Thursday, March 23, 2006

So long NFL; Hello reality

I am here stating publicly that I will no longer watch NFL football games. I recognize that the stand I have chosen to take is not likely to make a difference, but I am not boycotting the NFL per se. I am not saying that if the Cowboys get rid of Terrell Owens that I will watch again or that if the league finally does what it should have long ago to get rid of people like him. I am not holding my fandom hostage. I think I'm through with football for a very long time.

I have been a lifelong Cowboys fan. I have supported them during the good times and bad times. I have never been able to afford tickets. The only game I've seen in person was a preseason game and my ticket was a present. But I've watched faithfully since I was about five or six years old. Some of my fondest memories are wrapped up in watching my team: my step-father and I screaming at the television and only agreeing on the fact that the Steelers committed pass interference in the Super Bowl; my friends and I meeting on Sundays after lunch to scarf down Myron's chips and salsa while we rooted our boys on; people at work laughing at me when I predicted that the 1-15 Cowboys would win the Super Bowl within three years.

When Tom Landry was unceremoniously booted, I quaked with anger and thought I should find something else to do with my Sunday afternoons. But I stuck with my team. When Jimmy Johnson was fired right after winning the Super Bowl, I was aghast, but decided to hope for the best. When Bill Parcells came on board, I was excited at our chances, though sad that players, media and an egotistical owner fired others for not doing a job well that they were not given the opportunity to do.

I have supported the Cowboys even when favorite players got in trouble with the law or did things off the field that did not sit well with my sense of morality. When decisions were made that seemed to come from an un-aired episodes of The Outer Limits, I still watched, hoping. I've always been uncomfortable about the "America's Team" tag, and I do not have any illusions that players, coaches, and owners were more moral at some point in the past. I know it is a business. What I cannot stomach any longer, is that it is a business that tells the fans what to admire and love. It reminds of those punk rocks bands that would spit on and otherwise abuse members of their audience. It is not just Jerry Jones that has spit on me. It is Paul Tagliabue (sp?), the league itself, and those who make their money on the drama even as they discuss the likely consequences.

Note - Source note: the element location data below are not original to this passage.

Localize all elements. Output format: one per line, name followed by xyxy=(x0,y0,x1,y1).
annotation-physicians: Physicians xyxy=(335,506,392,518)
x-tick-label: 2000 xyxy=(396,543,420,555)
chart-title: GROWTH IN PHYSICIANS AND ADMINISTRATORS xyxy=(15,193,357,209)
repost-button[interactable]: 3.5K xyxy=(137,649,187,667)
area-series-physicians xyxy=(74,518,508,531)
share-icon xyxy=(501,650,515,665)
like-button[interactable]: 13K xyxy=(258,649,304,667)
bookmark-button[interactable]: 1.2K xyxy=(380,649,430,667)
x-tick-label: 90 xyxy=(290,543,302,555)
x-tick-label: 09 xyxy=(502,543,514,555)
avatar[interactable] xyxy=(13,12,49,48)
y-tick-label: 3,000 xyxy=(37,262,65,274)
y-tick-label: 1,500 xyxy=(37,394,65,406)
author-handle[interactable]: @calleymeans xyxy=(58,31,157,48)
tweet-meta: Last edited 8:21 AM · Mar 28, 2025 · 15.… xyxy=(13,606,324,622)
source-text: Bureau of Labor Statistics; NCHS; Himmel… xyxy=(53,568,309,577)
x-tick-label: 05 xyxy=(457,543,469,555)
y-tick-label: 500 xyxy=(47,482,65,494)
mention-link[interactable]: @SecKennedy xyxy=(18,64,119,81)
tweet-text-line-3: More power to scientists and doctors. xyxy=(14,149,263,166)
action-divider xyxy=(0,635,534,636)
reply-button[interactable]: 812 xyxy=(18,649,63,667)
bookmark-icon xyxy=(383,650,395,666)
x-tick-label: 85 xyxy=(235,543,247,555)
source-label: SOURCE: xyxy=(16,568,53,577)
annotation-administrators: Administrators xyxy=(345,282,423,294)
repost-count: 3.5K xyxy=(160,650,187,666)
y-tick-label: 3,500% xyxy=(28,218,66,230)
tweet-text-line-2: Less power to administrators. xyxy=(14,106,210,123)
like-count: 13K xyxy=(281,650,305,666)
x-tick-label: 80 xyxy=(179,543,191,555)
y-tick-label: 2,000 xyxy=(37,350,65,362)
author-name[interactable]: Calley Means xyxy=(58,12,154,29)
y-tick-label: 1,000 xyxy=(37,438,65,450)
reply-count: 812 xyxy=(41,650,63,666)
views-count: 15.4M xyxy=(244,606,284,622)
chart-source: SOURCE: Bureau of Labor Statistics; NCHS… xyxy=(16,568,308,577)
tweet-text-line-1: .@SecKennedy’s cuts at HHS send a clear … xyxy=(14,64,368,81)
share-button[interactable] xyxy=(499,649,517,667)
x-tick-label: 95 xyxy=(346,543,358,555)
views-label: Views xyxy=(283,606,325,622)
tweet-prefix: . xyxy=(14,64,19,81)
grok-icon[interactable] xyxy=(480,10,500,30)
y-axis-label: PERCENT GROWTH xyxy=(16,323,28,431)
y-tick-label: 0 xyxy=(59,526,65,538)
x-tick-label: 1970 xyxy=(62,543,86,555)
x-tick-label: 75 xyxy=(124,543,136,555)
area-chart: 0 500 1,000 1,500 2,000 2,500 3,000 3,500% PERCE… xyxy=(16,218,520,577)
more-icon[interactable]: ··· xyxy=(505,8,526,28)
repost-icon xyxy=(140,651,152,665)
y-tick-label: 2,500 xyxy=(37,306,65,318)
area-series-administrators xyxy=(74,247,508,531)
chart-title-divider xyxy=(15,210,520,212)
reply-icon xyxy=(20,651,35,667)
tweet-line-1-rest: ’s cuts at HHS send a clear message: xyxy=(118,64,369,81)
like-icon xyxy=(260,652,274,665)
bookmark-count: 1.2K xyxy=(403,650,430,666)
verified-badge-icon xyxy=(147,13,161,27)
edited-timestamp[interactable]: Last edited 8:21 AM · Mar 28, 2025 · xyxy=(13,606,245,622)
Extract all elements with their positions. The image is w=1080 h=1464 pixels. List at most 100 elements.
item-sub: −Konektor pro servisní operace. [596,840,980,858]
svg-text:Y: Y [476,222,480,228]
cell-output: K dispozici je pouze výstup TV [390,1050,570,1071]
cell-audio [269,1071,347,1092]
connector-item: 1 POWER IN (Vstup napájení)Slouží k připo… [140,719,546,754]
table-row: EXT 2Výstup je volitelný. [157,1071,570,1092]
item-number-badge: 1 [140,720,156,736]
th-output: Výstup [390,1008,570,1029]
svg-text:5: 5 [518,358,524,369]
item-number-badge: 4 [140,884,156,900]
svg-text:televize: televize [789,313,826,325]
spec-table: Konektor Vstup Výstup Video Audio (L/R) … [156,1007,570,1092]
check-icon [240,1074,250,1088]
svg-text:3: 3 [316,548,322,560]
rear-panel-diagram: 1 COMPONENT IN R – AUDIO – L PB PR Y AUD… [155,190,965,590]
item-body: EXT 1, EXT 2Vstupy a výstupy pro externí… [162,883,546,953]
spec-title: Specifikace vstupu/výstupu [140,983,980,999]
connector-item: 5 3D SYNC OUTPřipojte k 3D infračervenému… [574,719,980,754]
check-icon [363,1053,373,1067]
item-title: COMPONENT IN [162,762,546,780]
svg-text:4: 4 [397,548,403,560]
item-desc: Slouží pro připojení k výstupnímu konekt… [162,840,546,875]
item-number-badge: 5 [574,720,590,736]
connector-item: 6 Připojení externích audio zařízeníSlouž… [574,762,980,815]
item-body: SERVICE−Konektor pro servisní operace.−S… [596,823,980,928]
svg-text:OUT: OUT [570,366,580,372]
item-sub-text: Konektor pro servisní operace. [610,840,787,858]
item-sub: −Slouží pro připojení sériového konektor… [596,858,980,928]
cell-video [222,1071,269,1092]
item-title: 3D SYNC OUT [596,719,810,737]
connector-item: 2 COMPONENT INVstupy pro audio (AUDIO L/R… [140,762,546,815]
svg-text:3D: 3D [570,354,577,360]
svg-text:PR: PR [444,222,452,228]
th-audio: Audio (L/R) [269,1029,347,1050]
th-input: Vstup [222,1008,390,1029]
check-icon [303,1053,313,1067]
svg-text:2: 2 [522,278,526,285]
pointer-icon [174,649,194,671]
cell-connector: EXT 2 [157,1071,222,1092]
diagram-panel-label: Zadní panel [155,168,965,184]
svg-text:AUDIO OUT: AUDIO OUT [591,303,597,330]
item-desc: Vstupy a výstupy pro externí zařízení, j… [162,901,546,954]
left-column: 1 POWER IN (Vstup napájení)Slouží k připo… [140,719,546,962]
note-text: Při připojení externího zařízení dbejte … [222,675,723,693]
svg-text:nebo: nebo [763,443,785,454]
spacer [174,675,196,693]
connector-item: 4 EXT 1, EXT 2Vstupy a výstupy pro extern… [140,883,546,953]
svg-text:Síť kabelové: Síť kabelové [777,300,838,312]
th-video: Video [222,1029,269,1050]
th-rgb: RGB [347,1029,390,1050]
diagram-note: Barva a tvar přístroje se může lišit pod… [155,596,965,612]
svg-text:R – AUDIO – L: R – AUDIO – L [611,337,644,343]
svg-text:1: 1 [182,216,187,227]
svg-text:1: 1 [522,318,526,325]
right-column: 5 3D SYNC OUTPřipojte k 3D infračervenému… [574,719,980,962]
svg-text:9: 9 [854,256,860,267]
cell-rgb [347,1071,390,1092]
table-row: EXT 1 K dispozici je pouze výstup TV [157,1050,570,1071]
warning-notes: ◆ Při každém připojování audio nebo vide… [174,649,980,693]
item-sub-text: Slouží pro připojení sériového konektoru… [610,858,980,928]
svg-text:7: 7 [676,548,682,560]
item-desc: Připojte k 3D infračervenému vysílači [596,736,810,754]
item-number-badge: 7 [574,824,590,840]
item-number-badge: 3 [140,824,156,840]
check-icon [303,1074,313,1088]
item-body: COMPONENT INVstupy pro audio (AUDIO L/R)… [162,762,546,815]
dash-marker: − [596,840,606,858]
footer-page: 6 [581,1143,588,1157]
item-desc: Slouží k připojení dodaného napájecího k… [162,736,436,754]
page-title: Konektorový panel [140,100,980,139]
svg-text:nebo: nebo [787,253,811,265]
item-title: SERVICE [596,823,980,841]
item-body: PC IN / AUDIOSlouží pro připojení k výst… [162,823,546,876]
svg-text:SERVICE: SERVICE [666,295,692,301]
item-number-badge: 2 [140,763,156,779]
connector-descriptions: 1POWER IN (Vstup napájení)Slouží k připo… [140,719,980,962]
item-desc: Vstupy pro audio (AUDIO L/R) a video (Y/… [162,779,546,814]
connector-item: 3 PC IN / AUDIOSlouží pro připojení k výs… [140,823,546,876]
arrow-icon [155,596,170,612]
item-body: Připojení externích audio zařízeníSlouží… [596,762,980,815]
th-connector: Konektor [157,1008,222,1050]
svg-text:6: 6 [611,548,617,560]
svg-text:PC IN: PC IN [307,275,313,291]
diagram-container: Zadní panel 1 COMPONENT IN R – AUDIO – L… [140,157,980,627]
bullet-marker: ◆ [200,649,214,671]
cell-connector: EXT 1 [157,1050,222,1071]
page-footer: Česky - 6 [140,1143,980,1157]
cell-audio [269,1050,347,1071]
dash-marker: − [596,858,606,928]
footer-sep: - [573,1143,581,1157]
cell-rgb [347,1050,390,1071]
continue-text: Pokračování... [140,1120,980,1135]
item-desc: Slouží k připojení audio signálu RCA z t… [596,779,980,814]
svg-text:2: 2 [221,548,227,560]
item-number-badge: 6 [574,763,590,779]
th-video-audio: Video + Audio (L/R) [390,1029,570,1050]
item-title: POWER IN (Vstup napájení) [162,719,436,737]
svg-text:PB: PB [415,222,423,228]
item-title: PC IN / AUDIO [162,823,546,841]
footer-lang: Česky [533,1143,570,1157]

The signing of Terrell Owens by the Dallas Cowboys is not so much a sign of the beginning of the apocalypse as it is a sign that football is not really a game. I'm sure that he will make the team better. People who love Mr. Owens say that when the team wins the Super Bowl, then everyone will like him and say the move was a good one. Likely this is true. But I won't be there to see it because I don't care anymore how many more games the Cowboys win. I am troubled by an institution like the National Football League that allows such people to continue wreaking havoc. One might as well detain drug dealers for a short time and just give them a million dollars to poison lives in a different neighborhood.

But we (fans) have given fallen sports figures second chances over and over and over. We do not learn our lessons. We indulge criminals and destructive personalities and wonder what went wrong. However, I believe we need to imagine what would happen if we could do what Owens does in our own lives. We'd likely be fired the first time. Eventually we would not even be allowed in the business or field we pursued, no matter how talented we are. This isn't just about Owens getting away with something that I can't, but let's consider what this means. Already most children cannot distinguish the difference between families on television and the families they live with. Thus, I have seen child after child expect things from their parents and teachers that are outside the realm of reality in some cases or a outside the boundaries of a working society. More and more adults treat each other, their co-workers and bosses, their spouses according to the reality they prefer from situation comedies, soap operas, talk shows and pornography. What does it say about our world when a man can be criticized as a team wrecker, but continue to be allowed to rove about inflicting his damage? Those who get paid to criticize Owens and agent (or as I like to think of him, the demon without), may say that Owens shouldn't play or should be forced to behave, but they continue to give him attention. They continue to make sure that his face, his initials, his attitude are before us. We bitch, but we still pay him.

The infamous
Ty Cobb knew he could hold out for more money because people who loved him knew he was a great player. Those who hated would pay to boo him. Either way he and his team would win.

But I'm not paying any more. I'm taking my business elsewhere.